Tuesday, January 09, 2007
If there's a hell below, we're all going to go:
Is Christopher Hitchens arguing that Thomas Jefferson prosecuted a war against Islam on the Barbary Coast?
As Jefferson later reported to Secretary of State John Jay, and to the Congress:

The ambassador answered us that [the right] was founded on the Laws of the Prophet, that it was written in their Koran, that all nations who should not have answered their authority were sinners, that it was their right and duty to make war upon them wherever they could be found, and to make slaves of all they could take as prisoners, and that every Mussulman who should be slain in battle was sure to go to Paradise.

Medieval as it is, this has a modern ring to it.

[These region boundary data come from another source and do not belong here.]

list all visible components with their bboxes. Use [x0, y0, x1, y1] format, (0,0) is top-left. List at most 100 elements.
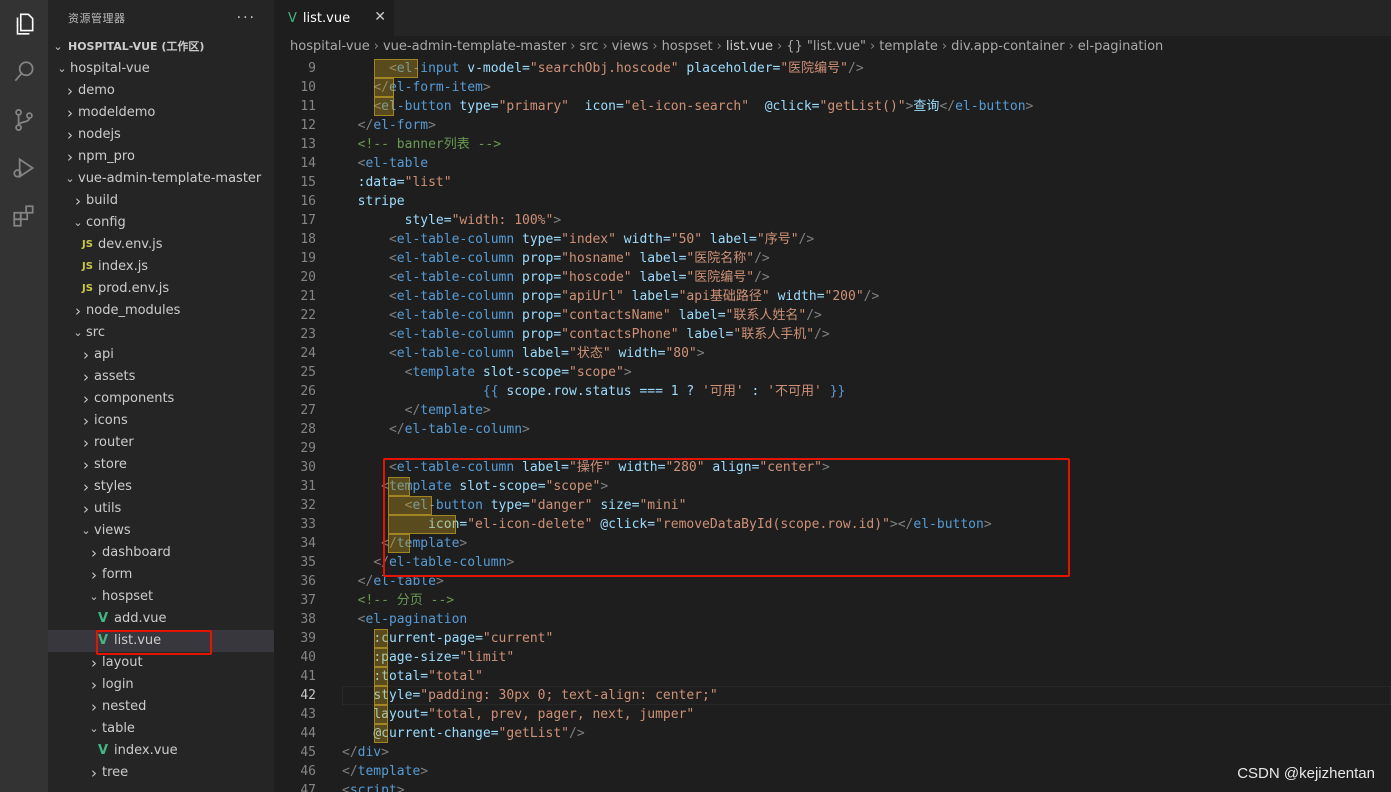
code-line[interactable]: 27 </template>	[274, 401, 1391, 420]
tree-item[interactable]: Vadd.vue	[48, 608, 274, 630]
run-debug-icon[interactable]	[10, 154, 38, 182]
line-number: 44	[300, 726, 316, 741]
line-number: 27	[300, 403, 316, 418]
tree-item[interactable]: ⌄ vue-admin-template-master	[48, 168, 274, 190]
chevron-right-icon: ›	[1068, 39, 1074, 54]
tree-item[interactable]: › build	[48, 190, 274, 212]
code-line[interactable]: 47 <script>	[274, 781, 1391, 792]
breadcrumb-item[interactable]: {} "list.vue"	[786, 36, 866, 58]
tree-item[interactable]: › icons	[48, 410, 274, 432]
code-line[interactable]: 45 </div>	[274, 743, 1391, 762]
chevron-down-icon: ⌄	[81, 524, 91, 537]
extensions-icon[interactable]	[10, 202, 38, 230]
tree-item[interactable]: ⌄ table	[48, 718, 274, 740]
breadcrumb-item[interactable]: div.app-container	[951, 36, 1064, 58]
tree-item[interactable]: › styles	[48, 476, 274, 498]
tree-item[interactable]: › assets	[48, 366, 274, 388]
code-line[interactable]: 39 :current-page="current"	[274, 629, 1391, 648]
code-line[interactable]: 37 <!-- 分页 -->	[274, 591, 1391, 610]
tree-item-label: table	[102, 721, 135, 736]
tab-list-vue[interactable]: V list.vue ✕	[274, 0, 394, 36]
code-line[interactable]: 38 <el-pagination	[274, 610, 1391, 629]
tree-item[interactable]: › store	[48, 454, 274, 476]
code-line[interactable]: 41 :total="total"	[274, 667, 1391, 686]
code-line[interactable]: 22 <el-table-column prop="contactsName" …	[274, 306, 1391, 325]
code-line[interactable]: 17 style="width: 100%">	[274, 211, 1391, 230]
breadcrumb-item[interactable]: vue-admin-template-master	[383, 36, 566, 58]
breadcrumb-item[interactable]: hospital-vue	[290, 36, 370, 58]
code-line[interactable]: 21 <el-table-column prop="apiUrl" label=…	[274, 287, 1391, 306]
tree-item[interactable]: › dashboard	[48, 542, 274, 564]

Abdrahaman did not fail to add that a commission paid directly to Tripoli—and another paid to himself—would secure some temporary lenience. I believe on the evidence that it was at this moment that Jefferson decided to make war on the Muslim states of North Africa as soon as the opportunity presented itself.
What? It would seem the pressing issue for Jefferson in this instance was how deeply committed Tripoli was to piracy and slavery, which clarified the danger to U.S. ships, rather than the idea that Islam is a gutter religion that the U.S. needed to confront. Lest we forget, slavetraders took refuge in the Bible as well. Why this should in any way present ironic discomfort to Keith Ellison is ... obscure. Indeed, if, as Hitchens writes, Congress used to distribute copies of a Jefferson-edited Bible, Jefferson's intellectual distaste for Christianity should embarrass his Christian political descendants far more.